Comments on: Probability enhanced effective dimension reduction for classifying sparse functional data

Zhang, Chong; Liu, Yufeng

doi:10.1007/s11749-015-0474-y

Comments on: Probability enhanced effective dimension reduction for classifying sparse functional data

Discussion
Published: 25 January 2016

Volume 25, pages 44–46, (2016)
Cite this article

Download PDF

TEST Aims and scope Submit manuscript

Comments on: Probability enhanced effective dimension reduction for classifying sparse functional data

Download PDF

Chong Zhang¹ &
Yufeng Liu^2,3,4,5

1374 Accesses
Explore all metrics

The authors are to be congratulated for their solid contribution in providing a powerful method that handles classification and dimension reduction problems with functional data sets. This type of problems has drawn much attention in the literature, and is known to be difficult due to the complex structure of the corresponding data sets. In particular, many existing dimension reduction methods ignore the relationship between predictors and labels, and perform dimension reduction only using the covariates. Such procedures can be suboptimal and may lead to unstable results, especially when the predictors are sparsely observed. The proposed PEFCS method integrates the observed labels in the dimension reduction step by estimating class-conditional probabilities, and is shown to enjoy more competitive and robust performance in numerical examples.
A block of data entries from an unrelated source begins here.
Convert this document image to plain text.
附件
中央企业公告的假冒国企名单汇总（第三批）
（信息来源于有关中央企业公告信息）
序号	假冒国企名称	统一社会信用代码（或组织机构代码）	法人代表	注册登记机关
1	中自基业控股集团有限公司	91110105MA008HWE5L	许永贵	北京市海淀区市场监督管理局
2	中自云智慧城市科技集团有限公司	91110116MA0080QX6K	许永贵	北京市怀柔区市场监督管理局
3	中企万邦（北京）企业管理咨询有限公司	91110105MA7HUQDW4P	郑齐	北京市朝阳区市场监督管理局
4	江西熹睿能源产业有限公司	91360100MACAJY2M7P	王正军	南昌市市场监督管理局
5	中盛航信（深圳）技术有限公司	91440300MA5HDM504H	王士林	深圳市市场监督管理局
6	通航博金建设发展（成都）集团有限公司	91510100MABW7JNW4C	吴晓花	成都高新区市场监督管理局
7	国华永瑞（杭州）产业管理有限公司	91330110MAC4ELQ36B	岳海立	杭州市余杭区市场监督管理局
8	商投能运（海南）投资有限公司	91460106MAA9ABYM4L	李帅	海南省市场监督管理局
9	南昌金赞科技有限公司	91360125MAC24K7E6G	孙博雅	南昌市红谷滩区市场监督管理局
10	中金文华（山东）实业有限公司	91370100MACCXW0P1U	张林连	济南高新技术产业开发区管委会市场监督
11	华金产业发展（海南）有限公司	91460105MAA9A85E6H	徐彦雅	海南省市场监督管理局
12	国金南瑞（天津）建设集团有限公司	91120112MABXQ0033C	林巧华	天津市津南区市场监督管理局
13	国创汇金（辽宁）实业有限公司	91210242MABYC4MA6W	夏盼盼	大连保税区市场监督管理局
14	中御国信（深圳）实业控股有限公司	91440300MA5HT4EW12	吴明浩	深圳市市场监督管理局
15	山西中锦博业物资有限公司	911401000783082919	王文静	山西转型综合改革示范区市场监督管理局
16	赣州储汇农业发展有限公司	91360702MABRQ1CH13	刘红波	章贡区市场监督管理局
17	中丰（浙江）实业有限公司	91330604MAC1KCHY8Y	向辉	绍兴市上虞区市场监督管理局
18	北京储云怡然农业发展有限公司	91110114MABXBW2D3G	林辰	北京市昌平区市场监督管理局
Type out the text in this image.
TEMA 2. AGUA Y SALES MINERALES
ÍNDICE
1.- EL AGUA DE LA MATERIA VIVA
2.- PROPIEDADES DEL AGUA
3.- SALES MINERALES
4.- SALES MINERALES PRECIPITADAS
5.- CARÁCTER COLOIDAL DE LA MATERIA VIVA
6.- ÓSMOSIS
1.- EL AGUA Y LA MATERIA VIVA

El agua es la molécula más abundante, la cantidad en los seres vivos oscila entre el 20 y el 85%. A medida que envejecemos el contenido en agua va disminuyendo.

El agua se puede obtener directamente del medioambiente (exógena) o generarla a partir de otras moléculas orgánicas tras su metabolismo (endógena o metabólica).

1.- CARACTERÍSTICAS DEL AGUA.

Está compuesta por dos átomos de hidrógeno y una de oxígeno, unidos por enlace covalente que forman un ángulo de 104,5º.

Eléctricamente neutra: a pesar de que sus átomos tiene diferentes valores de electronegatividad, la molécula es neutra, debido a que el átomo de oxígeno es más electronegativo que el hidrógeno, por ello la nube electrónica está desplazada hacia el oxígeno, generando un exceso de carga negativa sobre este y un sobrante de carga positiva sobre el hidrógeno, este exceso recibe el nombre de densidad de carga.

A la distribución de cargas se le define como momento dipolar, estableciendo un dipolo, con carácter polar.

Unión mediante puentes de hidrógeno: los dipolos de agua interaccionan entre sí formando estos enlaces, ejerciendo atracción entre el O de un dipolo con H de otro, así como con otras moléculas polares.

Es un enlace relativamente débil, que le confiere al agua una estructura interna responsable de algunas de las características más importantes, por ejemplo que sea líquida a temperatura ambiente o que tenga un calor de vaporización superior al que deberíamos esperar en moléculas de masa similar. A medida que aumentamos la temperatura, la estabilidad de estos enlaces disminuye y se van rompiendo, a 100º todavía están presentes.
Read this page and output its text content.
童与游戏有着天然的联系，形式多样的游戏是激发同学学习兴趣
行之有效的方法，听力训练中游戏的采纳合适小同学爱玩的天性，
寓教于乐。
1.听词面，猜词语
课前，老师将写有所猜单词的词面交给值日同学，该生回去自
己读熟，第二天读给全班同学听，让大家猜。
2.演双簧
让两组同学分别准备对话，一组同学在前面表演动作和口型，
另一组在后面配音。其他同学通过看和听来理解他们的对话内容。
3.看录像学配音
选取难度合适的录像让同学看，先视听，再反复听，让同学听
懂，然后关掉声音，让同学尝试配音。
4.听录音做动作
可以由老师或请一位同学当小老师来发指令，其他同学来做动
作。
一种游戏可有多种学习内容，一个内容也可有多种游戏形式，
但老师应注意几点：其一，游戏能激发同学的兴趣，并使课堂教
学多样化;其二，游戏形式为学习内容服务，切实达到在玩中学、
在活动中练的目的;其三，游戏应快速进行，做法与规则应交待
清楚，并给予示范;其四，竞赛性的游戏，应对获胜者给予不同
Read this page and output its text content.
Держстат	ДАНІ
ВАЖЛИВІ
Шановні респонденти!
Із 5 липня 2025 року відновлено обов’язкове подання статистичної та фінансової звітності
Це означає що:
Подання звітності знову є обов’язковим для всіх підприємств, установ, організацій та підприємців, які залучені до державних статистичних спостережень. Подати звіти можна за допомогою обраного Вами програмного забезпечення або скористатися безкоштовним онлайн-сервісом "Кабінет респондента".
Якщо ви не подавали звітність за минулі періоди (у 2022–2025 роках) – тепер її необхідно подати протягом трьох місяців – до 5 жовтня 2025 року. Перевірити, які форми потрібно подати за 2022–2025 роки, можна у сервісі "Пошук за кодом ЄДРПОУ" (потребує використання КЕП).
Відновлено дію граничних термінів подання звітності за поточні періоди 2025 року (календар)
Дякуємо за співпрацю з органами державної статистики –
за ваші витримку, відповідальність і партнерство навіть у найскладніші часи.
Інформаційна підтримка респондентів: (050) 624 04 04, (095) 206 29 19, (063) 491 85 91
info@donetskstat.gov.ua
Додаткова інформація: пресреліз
This interesting paper leads to many promising research directions. For example, class-conditional probability (we denote it by $P_{j}(\hat{X}_i) = {\text {pr}}(Y=j \mid \hat{X}_i)$) estimation is a crucial step in the PEFCS method. In the literature, it is known that classification methods can be grouped into two main categories: soft and hard classifiers (Wahba 2002; Liu et al. 2011). Soft classifiers directly estimate class-conditional probabilities, which further leads to classification rules. Typical examples of soft classification include Fisher’s LDA and logistic regression. In contrast, hard classifiers bypass direct estimation of probabilities and focus on classification boundary estimation. Typical examples of hard classification include the support vector machine (SVM, Boser et al. 1992; Cortes and Vapnik 1995) and $\psi $-learning (Shen et al. 2003). In Liu et al. (2011), it was observed that the classification performance of various classifiers depends heavily on the underlying distribution of (X, Y). The authors use the hinge loss for the SVM in this paper. Therefore, a possible generalization of the proposed technique is to employ a more general loss function in their equation (5) for probability estimation, instead of using the weighted SVM. We will briefly discuss the idea below.

Consider the optimization problem

$$\begin{aligned} \min _{g\in \mathcal {F}_K} \sum _{i=1}^n \ell \left\{ Y_i g \left( \hat{X}_i\right) \right\} + \lambda \Vert g\Vert _{\mathcal {F}_K}^2, \end{aligned}$$

(1)

where $\ell (\cdot )$ is a differentiable loss function for a soft classifier. One can verify that $P_{+1}(\hat{X}_i)$ can be estimated using $\ell '\{ - \hat{g} (\hat{X}_i)\} / \ell '\{ \hat{g} (\hat{X}_i)\}$ (Liu et al. 2011). For standard classification where the predictors are scalars or vectors, Liu et al. (2011) pointed out that when the underlying class-conditional probability, as a function of the predictors, is relatively smooth, soft classifiers tend to perform better than the hard ones. Moreover, the transition behavior from soft to hard classifiers were thoroughly investigated using the large-margin unified machine family proposed by Liu et al. (2011). For functional data classification, the comparison between soft and hard classifiers and the corresponding transition behavior are largely unknown, and further exploration in this direction can be very interesting.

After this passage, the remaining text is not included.